La continuité et pour Garrone et pour Benigni va plus loin que leur simple filmographie; elle s’inscrit dans un thème, celui de l’amour paternel. Amour paternel dans La vie est belle pour un Guido qui va jusqu’à donner sa vie pour sauver son fils Giosuè de l’horrible réalité des camps de concentration. Amour paternel dans Dogman pour un Marcello qui, malgré les problèmes en tout genre, ne sait que sourire face à sa fille, sans jamais laisser transparaître son angoisse, pour lui permettre de rêver, de vivre dans un monde fabuleux. Et amour paternel dans Pinocchio pour un Geppetto qui donne vie à un morceau de bois pour en faire un enfant, son fils. Il ira jusque dans la gueule d’une baleine afin de le retrouver. Le père se retrouve en outre dans ces trois films en posture du loser – le genre de personnage que je préfère en cinéma comme en littérature – mais un loser qui ne lâche rien, par amour de ses proches, de son enfant.
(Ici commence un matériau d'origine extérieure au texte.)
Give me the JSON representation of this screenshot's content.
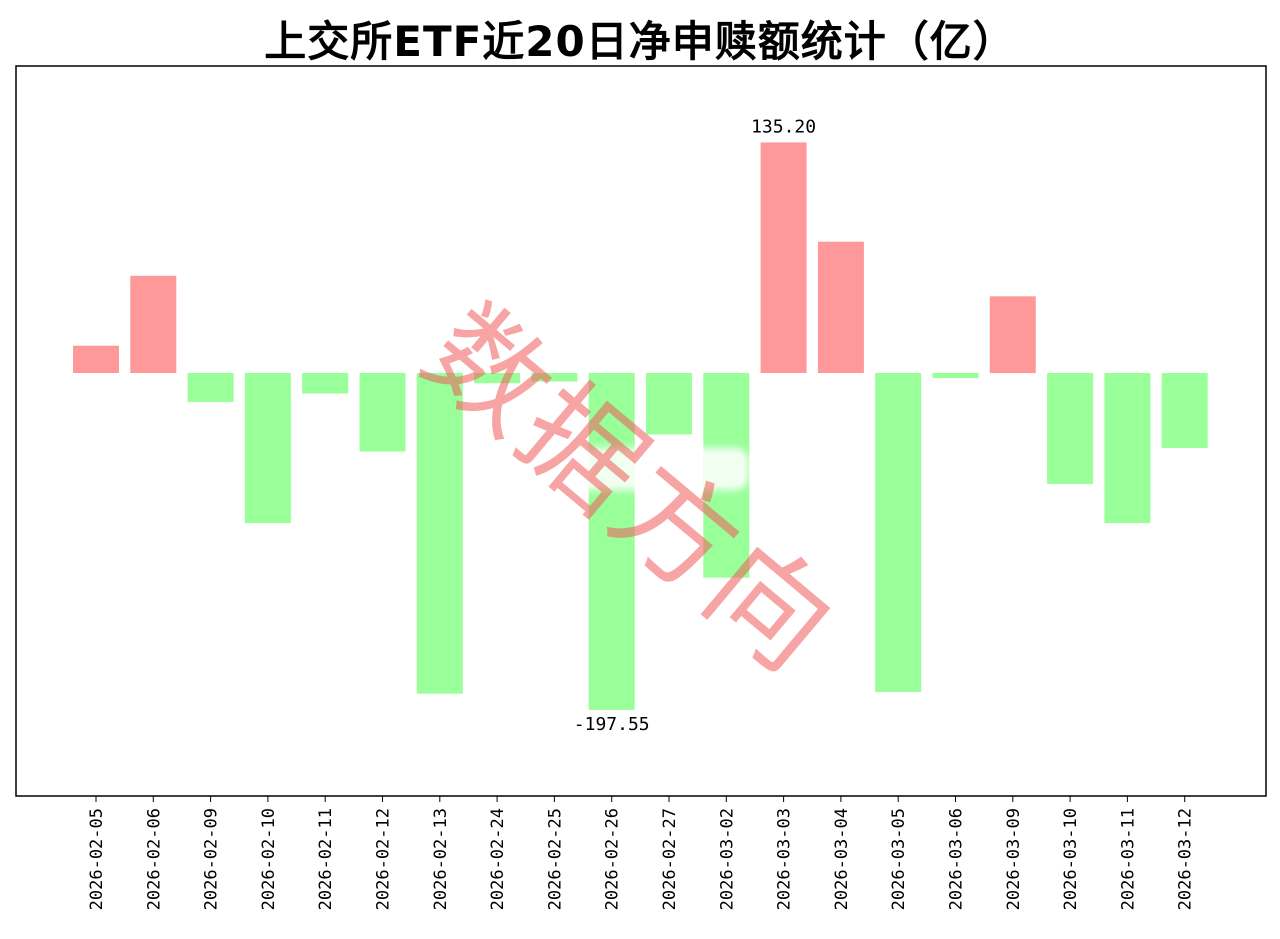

Avec Garrone, la photographie est toujours très soignée. Si, pour Pinocchio, elle se présente à mon sens sous une forme moins caractéristique que dans Dogman, elle reste néanmoins agréable, forte et entraînante. Le filtre pâle sur les couleurs qui rend une ambiance tragique, accompagné des teintes légèrement délavées des costumes qui donnent à l’image du naturel et de la douceur. Sous les costumes, les personnages, leur maquillage, leur voix et leurs expressions faciales. Là, on se retrouve chez Fellini. Des figures inspirées du monde du cirque, aux traits très grossis, aux airs soit démoniaques soit angéliques, aux voix complètement décalées. Ces personnages qui sont des caricatures d’eux-mêmes accentuent le contexte de la fable. Sans compter que plusieurs d’entre eux sont des animaux aux traits humains, sans devenir kitsch pour autant. C’est de la fantaisie, sans de surplus grossier.

Donc, tous les éléments sont au rendez-vous pour une œuvre réussie, n’est-ce pas? Non, pas du tout en fait. Malgré l’indéniable talent scénaristique du réalisateur, malgré le jeu toujours touchant de Benigni, malgré le jeune acteur à croquer qui interprète la marionnette «qui veut devenir un vrai petit garçon», le film se solde par un échec, malgré toutes ses qualités. Fade, ennuyeux, il se contente sans originalité de nous livrer, l’une après l’autre, chaque aventure de Pinocchio. Face à l’écran, on sent que Garrone a tout voulu mettre dans son film; il en a malheureusement négligé l’agencement. Succession de scènes pénibles à la longue, dont les dialogues ne volent pas très haut. A part quelques piques plus politiques, le scénario se contente citer des banalités déjà entendues et réentendues. Dommage, parce qu’avec Dogman notamment, le réalisateur avait su concilier l’aspect fabuleux à la modernité de son message.

Par affection pour Garrone, pour Benigni, pour la fable, j’ai tout de même envie de recommander le film malgré ses graves défauts. Avais-je trop d’attentes? Ai-je été trop sévère dans cette critique? Que le nez m’en pousse si j’ai dit des bêtises.